Cases began to rise in February, but the second wave accelerated in April. The resumption has hit hospitals struggling with bed shortages, as well as a limited supply of oxygen and medicines to treat patients. The international community is committed to sending medical care in the form of oxygen cylinders, concentrators and other medical supplies. Some of these shipments of aid have begun to arrive in India, according to reports.

However, the situation has not eased as the number of cases has increased and the severity of these cases, according to Abhay Soi, chairman and managing director of Max Healthcare, which has hospitals in Delhi, Maharashtra, Punjab and Uttarakhand.

“This means that, in essence, the oxygen requirement is also increasing,” he told CNBC’s Street Signs Asia on Tuesday.

“Usually the intensive care unit requires two and a half to three times the amount of oxygen required by a ward or patient in bed. So as criticality moves upwards, while mortality rises, you will see the need for oxygen also move upwards,” he said.

Soi explained that Max Healthcare conducts about 4,000 RT-PCR tests in the Delhi area a day, and about a week ago, these Covid-19 tests had a positive rate of more than 50%, which has since dropped to about 31%.

“So what you’re going to see right now are people who were infected about seven, eight days ago when they were admitted to hospitals,” he said, adding that these patients need a variety of medications and support, including oxygen.

The courts are coming

On Wednesday, India’s Supreme Court ordered the central government to present a comprehensive plan by Thursday, outlining steps it will take to meet medical oxygen needs for Delhi hospitals, including sources of supply and transportation. The country’s Supreme Court also left a notice of contempt issued by the Delhi Supreme Court on May 4 to the central government for disobeying orders to supply enough oxygen to Delhi hospitals.

Delhi Supreme Court judges Vipin Sangi and Reha Pali noted on Tuesday that hospitals and nursing homes need to reduce the number of beds on offer, as they are unable to service their existing capacity due to a lack of medical oxygen.

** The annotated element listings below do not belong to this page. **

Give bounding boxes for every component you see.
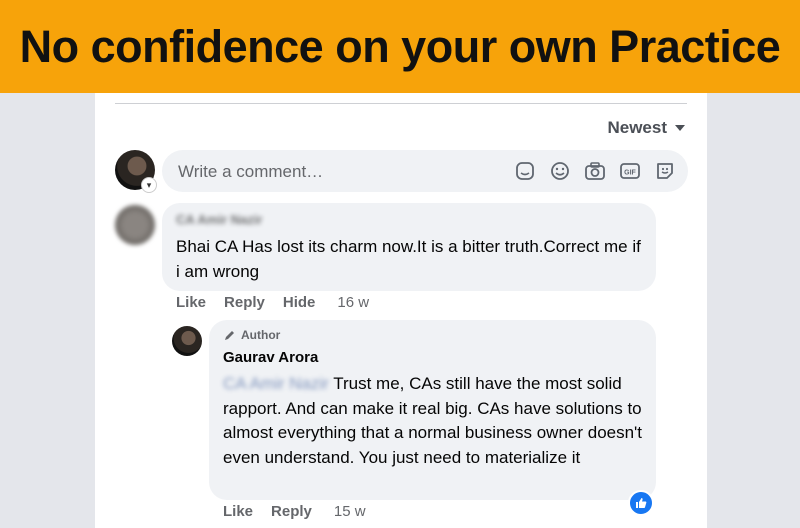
reply-bubble: Author Gaurav Arora CA Amir Nazir Trust … (209, 320, 656, 500)
comment-input[interactable] (176, 150, 500, 194)
mention-link[interactable]: CA Amir Nazir (223, 374, 329, 393)
comment-actions: Like Reply Hide 16 w (176, 294, 369, 311)
sort-dropdown[interactable]: Newest (607, 118, 685, 138)
reply-author-name[interactable]: Gaurav Arora (223, 349, 318, 366)
reply-link[interactable]: Reply (271, 503, 312, 520)
comment-composer: GIF (162, 150, 688, 194)
banner-title: No confidence on your own Practice (19, 20, 781, 72)
hide-link[interactable]: Hide (283, 294, 316, 311)
gif-icon[interactable]: GIF (619, 160, 641, 182)
camera-icon[interactable] (584, 160, 606, 182)
like-link[interactable]: Like (223, 503, 253, 520)
avatar-sticker-icon[interactable] (654, 160, 676, 182)
pencil-icon (225, 330, 234, 340)
composer-icons: GIF (514, 160, 676, 182)
sticker-icon[interactable] (514, 160, 536, 182)
comment-text: Bhai CA Has lost its charm now.It is a b… (176, 237, 641, 281)
like-link[interactable]: Like (176, 294, 206, 311)
comments-panel: Newest ▾ GIF CA Amir Nazir Bhai (95, 93, 707, 528)
emoji-icon[interactable] (549, 160, 571, 182)
commenter-name[interactable]: CA Amir Nazir (176, 212, 262, 227)
comment-bubble: CA Amir Nazir Bhai CA Has lost its charm… (162, 203, 656, 291)
reply-timestamp[interactable]: 15 w (334, 503, 366, 520)
reply-link[interactable]: Reply (224, 294, 265, 311)
divider (115, 103, 687, 104)
comment-timestamp[interactable]: 16 w (337, 294, 369, 311)
chevron-down-icon[interactable]: ▾ (141, 177, 157, 193)
reply-author-avatar[interactable] (172, 326, 202, 356)
reply-actions: Like Reply 15 w (223, 503, 366, 520)
thumbs-up-icon[interactable] (628, 490, 654, 516)
reply-text: CA Amir Nazir Trust me, CAs still have t… (223, 372, 648, 470)
svg-text:GIF: GIF (624, 170, 636, 177)
commenter-avatar[interactable] (115, 205, 155, 245)
chevron-down-icon (675, 125, 685, 131)
author-badge-label: Author (241, 328, 281, 342)
sort-label: Newest (607, 118, 667, 137)
author-badge: Author (223, 328, 280, 342)
title-banner: No confidence on your own Practice (0, 0, 800, 93)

The territory of the National Capital of Delhi, which includes Indian The capital of New Delhi is one of the a few areas where there has been a rapid jump in cases, forcing local authorities to tighten restrictions to try to break the transmission chain.

Logistics problem

India has enough oxygen available, but the main problem is around logistics, according to Siddhart Jain, director of Inox Air Products, one of the renowned manufacturers of industrial and medical gases in India.

Jane told CNBC’s Street Signs Asia on Wednesday that the country’s oxygen producers had increased production by more than 30 percent in recent weeks. He said India has more than 9,000 tonnes of oxygen a day, while medical oxygen consumption is slightly higher than 7,500 tonnes.

“There is certainly a lot of oxygen available. We just have to make the logistics right. It is available in parts of India that are far from the parts of consumption,” Jane said. He explained that most of India’s oxygen production occurs in the western and eastern states, some of which are relatively less densely populated and therefore do not need as much oxygen.

“Delhi is certainly the capital of India, but oxygen needs are all over the country,” he said. pointing out that there are challenges in moving oxygen from one part of India to another.

However, Soi from Max Healthcare said that although logistics have improved, there are still some gaps that need to be filled.

For its part, the Indian government has stepped up its efforts to streamline oxygen supplies to the country. He set up two medical oxygen plants in New Delhi within a week and allocated funds to install 500 such plants across India over the next three months.